De hecho, el informe "La sombra del petróleo" sugiere una correlación entre la presencia de programas de monitoreo indígena y un mayor registro de derrames. Esto no significa que en esas zonas ocurran más incidentes, sino que son reportados con mayor eficacia. Entre 2006 y 2010, los monitores denunciaron 92 derrames en los lotes 8 y 192, mientras que el Estado solo registró 78 en el mismo período. Esta labor, sin embargo, se realiza en condiciones de extrema precariedad, sin equipos adecuados, sin protección y sin un reconocimiento legal o económico por parte del Estado. Desde hace más de siete años, se lucha por una ley que reconozca y formalice su invaluable labor, una deuda pendiente con los verdaderos guardianes de la Amazonía.
Preguntas Frecuentes sobre Derrames de Petróleo
¿Cuál es la principal causa de los derrames de petróleo en la Amazonía?
Contrario a la creencia popular o a las excusas corporativas, la causa principal no es el sabotaje. Según datos oficiales, más del 65% de los derrames en la Amazonía peruana entre 2000 y 2019 se debieron a la corrosión de los ductos y a fallas operativas, es decir, a la falta de mantenimiento y a una infraestructura envejecida.
¿Qué es un "pasivo ambiental"?
Un pasivo ambiental es un daño no remediado que una actividad económica, como la minería o la extracción de petróleo, deja en el ecosistema. Incluye suelos contaminados, fuentes de agua envenenadas y otras alteraciones que persisten mucho después de que la operación ha cesado, afectando la salud del medio ambiente y de las poblaciones cercanas.
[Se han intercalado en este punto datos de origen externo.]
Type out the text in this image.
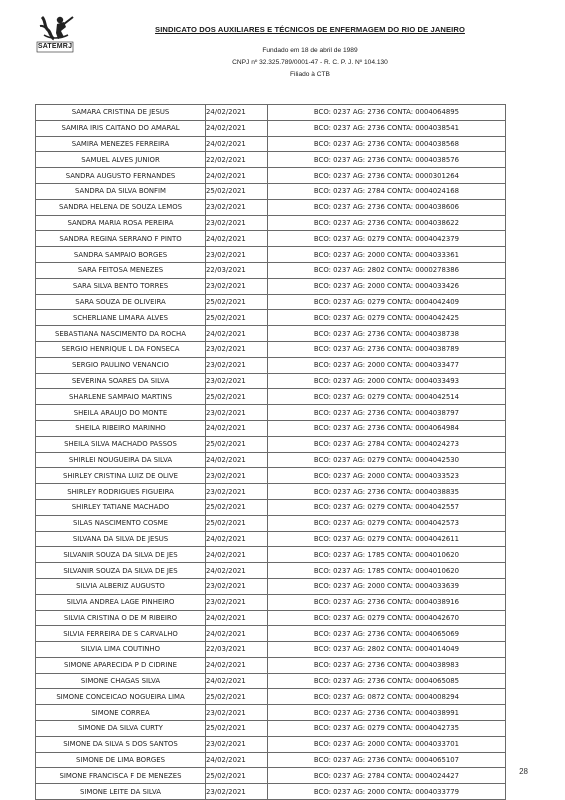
SATEMRJ
SINDICATO DOS AUXILIARES E TÉCNICOS DE ENFERMAGEM DO RIO DE JANEIRO
Fundado em 18 de abril de 1989
CNPJ nº 32.325.789/0001-47 - R. C. P. J. Nº 104.130
Filiado à CTB
SAMARA CRISTINA DE JESUS	24/02/2021	BCO: 0237 AG: 2736 CONTA: 0004064895
SAMIRA IRIS CAITANO DO AMARAL	24/02/2021	BCO: 0237 AG: 2736 CONTA: 0004038541
SAMIRA MENEZES FERREIRA	24/02/2021	BCO: 0237 AG: 2736 CONTA: 0004038568
SAMUEL ALVES JUNIOR	22/02/2021	BCO: 0237 AG: 2736 CONTA: 0004038576
SANDRA AUGUSTO FERNANDES	24/02/2021	BCO: 0237 AG: 2736 CONTA: 0000301264
SANDRA DA SILVA BONFIM	25/02/2021	BCO: 0237 AG: 2784 CONTA: 0004024168
SANDRA HELENA DE SOUZA LEMOS	23/02/2021	BCO: 0237 AG: 2736 CONTA: 0004038606
SANDRA MARIA ROSA PEREIRA	23/02/2021	BCO: 0237 AG: 2736 CONTA: 0004038622
SANDRA REGINA SERRANO F PINTO	24/02/2021	BCO: 0237 AG: 0279 CONTA: 0004042379
SANDRA SAMPAIO BORGES	23/02/2021	BCO: 0237 AG: 2000 CONTA: 0004033361
SARA FEITOSA MENEZES	22/03/2021	BCO: 0237 AG: 2802 CONTA: 0000278386
SARA SILVA BENTO TORRES	23/02/2021	BCO: 0237 AG: 2000 CONTA: 0004033426
SARA SOUZA DE OLIVEIRA	25/02/2021	BCO: 0237 AG: 0279 CONTA: 0004042409
SCHERLIANE LIMARA ALVES	25/02/2021	BCO: 0237 AG: 0279 CONTA: 0004042425
SEBASTIANA NASCIMENTO DA ROCHA	24/02/2021	BCO: 0237 AG: 2736 CONTA: 0004038738
SERGIO HENRIQUE L DA FONSECA	23/02/2021	BCO: 0237 AG: 2736 CONTA: 0004038789
SERGIO PAULINO VENANCIO	23/02/2021	BCO: 0237 AG: 2000 CONTA: 0004033477
SEVERINA SOARES DA SILVA	23/02/2021	BCO: 0237 AG: 2000 CONTA: 0004033493
SHARLENE SAMPAIO MARTINS	25/02/2021	BCO: 0237 AG: 0279 CONTA: 0004042514
SHEILA ARAUJO DO MONTE	23/02/2021	BCO: 0237 AG: 2736 CONTA: 0004038797
SHEILA RIBEIRO MARINHO	24/02/2021	BCO: 0237 AG: 2736 CONTA: 0004064984
SHEILA SILVA MACHADO PASSOS	25/02/2021	BCO: 0237 AG: 2784 CONTA: 0004024273
SHIRLEI NOUGUEIRA DA SILVA	24/02/2021	BCO: 0237 AG: 0279 CONTA: 0004042530
SHIRLEY CRISTINA LUIZ DE OLIVE	23/02/2021	BCO: 0237 AG: 2000 CONTA: 0004033523
SHIRLEY RODRIGUES FIGUEIRA	23/02/2021	BCO: 0237 AG: 2736 CONTA: 0004038835
SHIRLEY TATIANE MACHADO	25/02/2021	BCO: 0237 AG: 0279 CONTA: 0004042557
SILAS NASCIMENTO COSME	25/02/2021	BCO: 0237 AG: 0279 CONTA: 0004042573
SILVANA DA SILVA DE JESUS	24/02/2021	BCO: 0237 AG: 0279 CONTA: 0004042611
SILVANIR SOUZA DA SILVA DE JES	24/02/2021	BCO: 0237 AG: 1785 CONTA: 0004010620
SILVANIR SOUZA DA SILVA DE JES	24/02/2021	BCO: 0237 AG: 1785 CONTA: 0004010620
SILVIA ALBERIZ AUGUSTO	23/02/2021	BCO: 0237 AG: 2000 CONTA: 0004033639
SILVIA ANDREA LAGE PINHEIRO	23/02/2021	BCO: 0237 AG: 2736 CONTA: 0004038916
SILVIA CRISTINA O DE M RIBEIRO	24/02/2021	BCO: 0237 AG: 0279 CONTA: 0004042670
SILVIA FERREIRA DE S CARVALHO	24/02/2021	BCO: 0237 AG: 2736 CONTA: 0004065069
SILVIA LIMA COUTINHO	22/03/2021	BCO: 0237 AG: 2802 CONTA: 0004014049
SIMONE APARECIDA P D CIDRINE	24/02/2021	BCO: 0237 AG: 2736 CONTA: 0004038983
SIMONE CHAGAS SILVA	24/02/2021	BCO: 0237 AG: 2736 CONTA: 0004065085
SIMONE CONCEICAO NOGUEIRA LIMA	25/02/2021	BCO: 0237 AG: 0872 CONTA: 0004008294
SIMONE CORREA	23/02/2021	BCO: 0237 AG: 2736 CONTA: 0004038991
SIMONE DA SILVA CURTY	25/02/2021	BCO: 0237 AG: 0279 CONTA: 0004042735
SIMONE DA SILVA S DOS SANTOS	23/02/2021	BCO: 0237 AG: 2000 CONTA: 0004033701
SIMONE DE LIMA BORGES	24/02/2021	BCO: 0237 AG: 2736 CONTA: 0004065107
SIMONE FRANCISCA F DE MENEZES	25/02/2021	BCO: 0237 AG: 2784 CONTA: 0004024427
SIMONE LEITE DA SILVA	23/02/2021	BCO: 0237 AG: 2000 CONTA: 0004033779
28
¿Son efectivos los trabajos de limpieza después de un derrame?
La efectividad de la remediación es muy variable y a menudo insuficiente. La limpieza superficial puede eliminar una parte del crudo, pero la contaminación se filtra en el suelo y en las aguas subterráneas, persistiendo durante décadas. Una remediación completa es un proceso extremadamente complejo, largo y costoso que rara vez se lleva a cabo de manera integral.
¿Qué rol cumplen los monitores ambientales indígenas?
Son miembros de las comunidades locales que vigilan sus territorios para detectar y reportar incidentes ambientales como derrames de petróleo, tala ilegal o minería ilegal. Actúan como una primera línea de defensa, proporcionando información crucial a las autoridades y a la opinión pública, a menudo arriesgando su propia seguridad y sin recibir compensación por su vital labor.